B. . Applicability of the Doctrine of Res Judicata.

By way of the motion to dismiss which is now pending before this court, the defendant first asserts that under the doctrine of res' judicata Plaintiff is effectively barred from bringing and maintaining .this action by virtue of Judge Oberdorfer’s March 22, 1993 order.

It has long been recognized that res judicata is a doctrine of claim preclusion; it refers to “the preclusive effect of a judgment in foreclosing relitigation of matters that should have been raised in an earlier suit.” Claim preclusion “extends not only to the precise legal theory presented in the previous litigation, but to all legal theories and claims arising out of the same operative nucleus of fact.” Hart v.

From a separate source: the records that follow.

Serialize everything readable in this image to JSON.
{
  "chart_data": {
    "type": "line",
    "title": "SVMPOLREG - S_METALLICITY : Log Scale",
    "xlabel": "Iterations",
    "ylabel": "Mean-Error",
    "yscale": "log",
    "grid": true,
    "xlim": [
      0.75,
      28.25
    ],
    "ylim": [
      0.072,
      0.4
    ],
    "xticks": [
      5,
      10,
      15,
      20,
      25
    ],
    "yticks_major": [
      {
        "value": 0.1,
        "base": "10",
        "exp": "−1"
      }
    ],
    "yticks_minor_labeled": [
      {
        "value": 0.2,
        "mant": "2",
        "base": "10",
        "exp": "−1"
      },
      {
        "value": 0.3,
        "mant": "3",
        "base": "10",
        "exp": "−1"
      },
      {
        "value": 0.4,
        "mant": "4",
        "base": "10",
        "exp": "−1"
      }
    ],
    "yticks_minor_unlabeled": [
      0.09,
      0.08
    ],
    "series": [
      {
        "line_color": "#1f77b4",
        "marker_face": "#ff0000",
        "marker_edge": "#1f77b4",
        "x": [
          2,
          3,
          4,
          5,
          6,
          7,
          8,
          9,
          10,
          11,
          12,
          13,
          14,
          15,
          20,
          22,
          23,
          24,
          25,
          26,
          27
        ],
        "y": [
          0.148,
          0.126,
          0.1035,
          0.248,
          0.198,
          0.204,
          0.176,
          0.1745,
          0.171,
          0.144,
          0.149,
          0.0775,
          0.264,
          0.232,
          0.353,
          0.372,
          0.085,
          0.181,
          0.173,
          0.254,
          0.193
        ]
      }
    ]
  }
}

Yamaha-Parts Distributors, Inc., 787 F.2d 1468, 1470 (11th Cir.1986) quoting Migra v. Warren City School District Board of Education, 465 U.S. 75, 77 n. 1,104 S.Ct. 892, 894 n. 1, 79 L.Ed.2.d 56 (1984) and Olmstead v. Amoco Oil Co., 725 F.2d 627, 632 (11th Cir.1984). For the defense of res judicata to succeed, four elements must be found to coalesce:. (1) the first suit resulted in a final judgment on the merits; (2) the first suit was based on proper jurisdiction; (3) both suits involved the same cause of action; and (4) both suits involved the same parties or their privies. O’Dell v. McSpadden, 780 F.Supp. 639, 643 (E.D.Mo.1991); Kellner v. Aetna Casualty & Surety Co., 605 F.Supp. 326, 330 (M.D.Pa.1984). See Also: Recchion on Behalf of Westinghouse Electric Corp. v. Kirby, 637 F.Supp. 284, 286 (W.D.Pa.1985); Roodveldt v. Merrill Lynch, Pierce, Fenner & Smith, Inc., 585 F.Supp. 770, 775 (E.D.Pa.1984).

While the determination of whether an initial suit was based upon proper jurisdictional grounds and involved the same cause of action and parties as the subsequent action is relatively simple, resolution of the question of whether the first action resulted in a final determination on the merits is somewhat more problematic. For example, Fed. R.Civ.P. 41(b) provides that as a general rule, a dismissal with prejudice operates as a judgment on the merits unless the court specifies otherwise. That rule further authorizes a district court to dismiss an action for failure to prosecute, or to comply with [the] rules or any order of court and states that unless the court otherwise specifies, dismissal on these grounds, too, operates as an adjudication upon the merits. See: Napier v. Thirty or More Unidentified Federal Agents, 855 F.2d 1080, 1087 (3rd Cir.1988); Kimmel v. Texas Commerce Bank, 817 F.2d 39, 40 (7th Cir.1987); Hart v.